A lanciare l’allarme è stata una poliziotta nonchè vicina di casa della famiglia. Inizialmente la donna si era allertata a causa delle urla della moglie che provenivano dall’abitazione. Pensando si trattasse di violenza domestica, l’agente è corsa dai vicini dove, però, è stata costretta ad assistere ad una scena terrificante: la piccola di appena tre anni stava bruciando viva ed intanto Edward si stava accingendo a cospargere benzina anche sulla figlia maggiore, una bambina di sette anni. Fortunatamente la poliziotta è riuscita a spegnere le fiamme e la piccola si è salvata , anche se ha riportato ustioni gravi alla testa e danni permanenti al viso.
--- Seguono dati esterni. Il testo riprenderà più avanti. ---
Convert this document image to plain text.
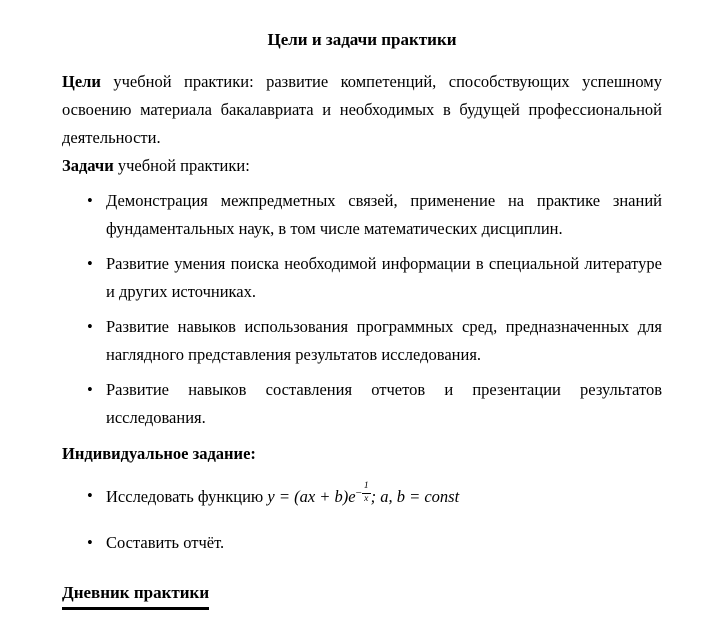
Цели и задачи практики

Цели учебной практики: развитие компетенций, способствующих успешному освоению материала бакалавриата и необходимых в будущей профессиональной деятельности.

Задачи учебной практики:

• Демонстрация межпредметных связей, применение на практике знаний фундаментальных наук, в том числе математических дисциплин.
• Развитие умения поиска необходимой информации в специальной литературе и других источниках.
• Развитие навыков использования программных сред, предназначенных для наглядного представления результатов исследования.
• Развитие навыков составления отчетов и презентации результатов исследования.

Индивидуальное задание:

• Исследовать функцию $y = (ax + b)e^{- \frac{1}{x}}$ ; a, b = const
• Составить отчёт.

Дневник практики
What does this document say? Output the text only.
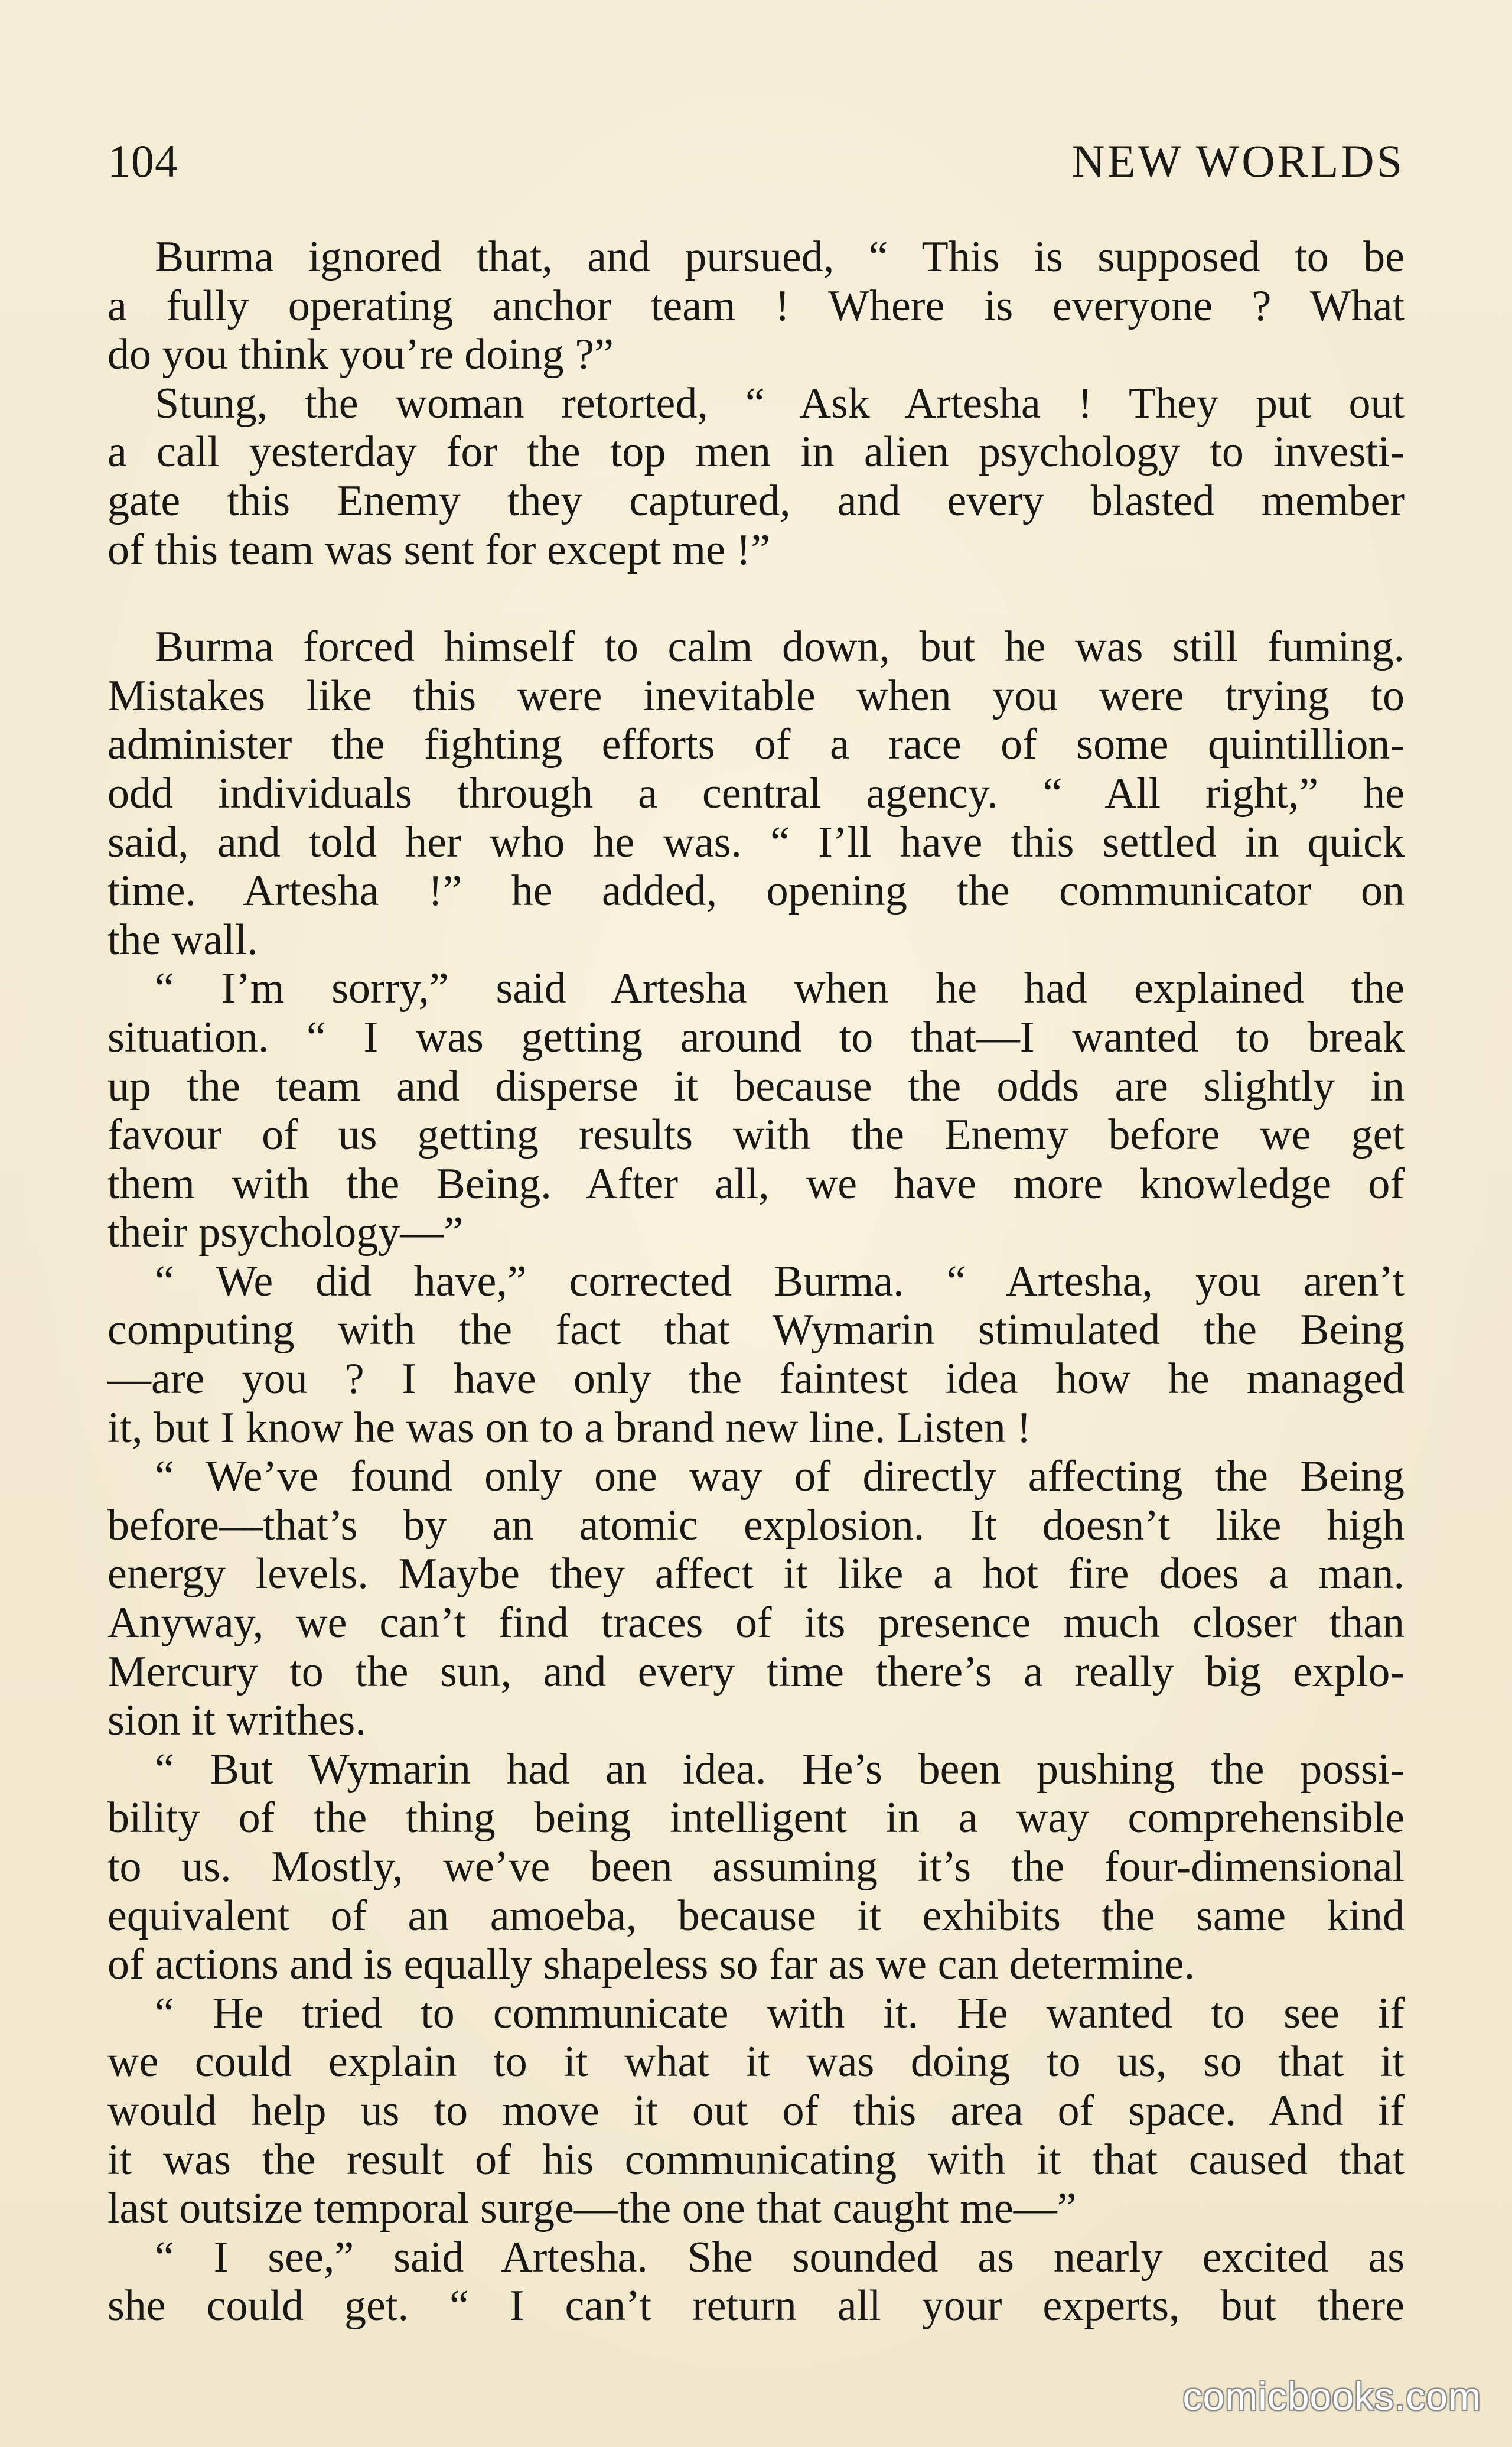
104	NEW WORLDS
Burma ignored that, and pursued, “ This is supposed to be
a fully operating anchor team ! Where is everyone ? What
do you think you’re doing ?”
Stung, the woman retorted, “ Ask Artesha ! They put out
a call yesterday for the top men in alien psychology to investi-
gate this Enemy they captured, and every blasted member
of this team was sent for except me !”
Burma forced himself to calm down, but he was still fuming.
Mistakes like this were inevitable when you were trying to
administer the fighting efforts of a race of some quintillion-
odd individuals through a central agency. “ All right,” he
said, and told her who he was. “ I’ll have this settled in quick
time. Artesha !” he added, opening the communicator on
the wall.
“ I’m sorry,” said Artesha when he had explained the
situation. “ I was getting around to that—I wanted to break
up the team and disperse it because the odds are slightly in
favour of us getting results with the Enemy before we get
them with the Being. After all, we have more knowledge of
their psychology—”
“ We did have,” corrected Burma. “ Artesha, you aren’t
computing with the fact that Wymarin stimulated the Being
—are you ? I have only the faintest idea how he managed
it, but I know he was on to a brand new line. Listen !
“ We’ve found only one way of directly affecting the Being
before—that’s by an atomic explosion. It doesn’t like high
energy levels. Maybe they affect it like a hot fire does a man.
Anyway, we can’t find traces of its presence much closer than
Mercury to the sun, and every time there’s a really big explo-
sion it writhes.
“ But Wymarin had an idea. He’s been pushing the possi-
bility of the thing being intelligent in a way comprehensible
to us. Mostly, we’ve been assuming it’s the four-dimensional
equivalent of an amoeba, because it exhibits the same kind
of actions and is equally shapeless so far as we can determine.
“ He tried to communicate with it. He wanted to see if
we could explain to it what it was doing to us, so that it
would help us to move it out of this area of space. And if
it was the result of his communicating with it that caused that
last outsize temporal surge—the one that caught me—”
“ I see,” said Artesha. She sounded as nearly excited as
she could get. “ I can’t return all your experts, but there
comicbooks.com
Insomma, una vera e propria storia dell’orrore tanto che la donna ha descritto così quegli attimi assurdi:

“Si poteva sentire odore di carne bruciata e le bimbe urlavano e piangevano in stato di shock”.

Herbert, intanto, è stato fermato dalla polizia ed ha ammesso di aver compiuto quel gesto disumano per una ragione che sembra inverosimile:

Era troppo bella per questo le ho dato fuoco“.

Attualmente l’uomo è sotto processo con l’accusa di tentato omicidio, anche se i suoi legali continuano a richiedere la totale infermità mentale in quanto il colpevole non ricorderebbe nulla di quello che è successo.